Jest na naszym utrzymaniu, a nie jest nam lekko, bo sami ledwo wiążemy "koniec z końcem". Poza tym nawet nie pomaga w domu, albo pomaga niechętnie. Kiedy próbujemy go jakoś zmobilizować, aby poszedł do pracy, odpowiada, że pracy nie ma, a jak się znajdzie, to pójdzie. Jednak widzimy, że w ogóle pracy nie szuka, a ta przecież sama go nie znajdzie.
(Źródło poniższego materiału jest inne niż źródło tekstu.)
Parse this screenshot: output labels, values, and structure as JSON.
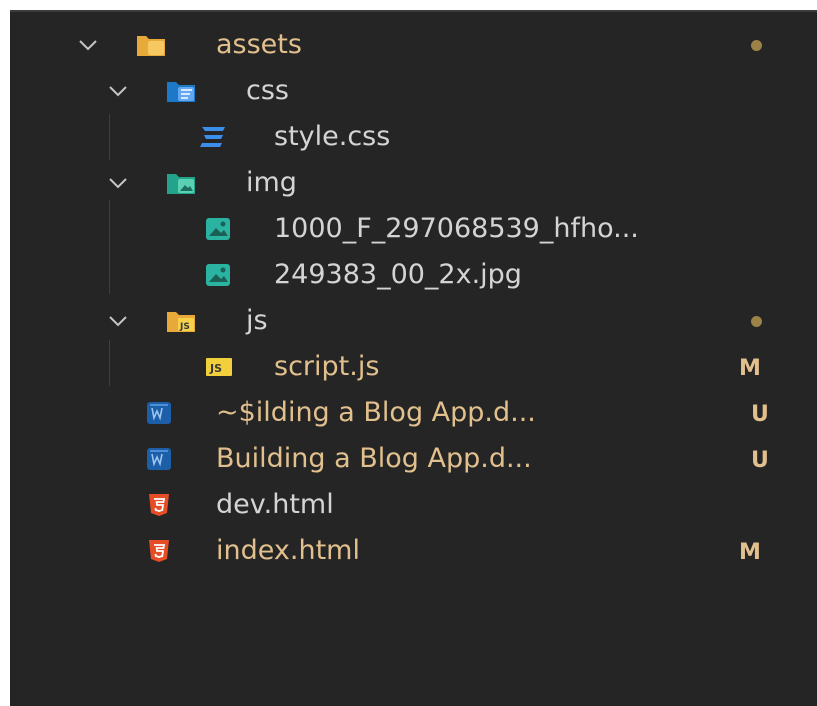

26-latek mieszkający z rodzicami
Mam o tyle dobrze, że rodzice nie zmuszają mnie do wyprowadzki. Nawet jakbym zarabiał mógłbym zostać i jeśli nie zarabiałbym minimum 2000, to nigdzie bym nie szedł, bo szkoda żyć samemu w biedzie ledwie wiążąc koniec z końcem skoro można żyć z rodziną i mieć trochę pieniędzy na zbyciu. Inna sprawa, że jakby rodzice zmuszali mnie do wyprowadzki znając mój stan, to bym sobie po prostu poszedł w piz*** i tyle by mnie widzieli. CZYTAJ WIĘCEJ
Mgr Andrzej Plewa
psycholog kliniczny, psychoterapeuta, coach
Jeśli dziecko podwinęła się noga i musi wrócić do domu, to dajmy mu tę przestrzeń i wsparcie. Ale to nie może pójść w stronę kolejnych pięciu lub więcej lat spędzonych na garnuszku rodziców. Z każdym rokiem będzie mu trudniej.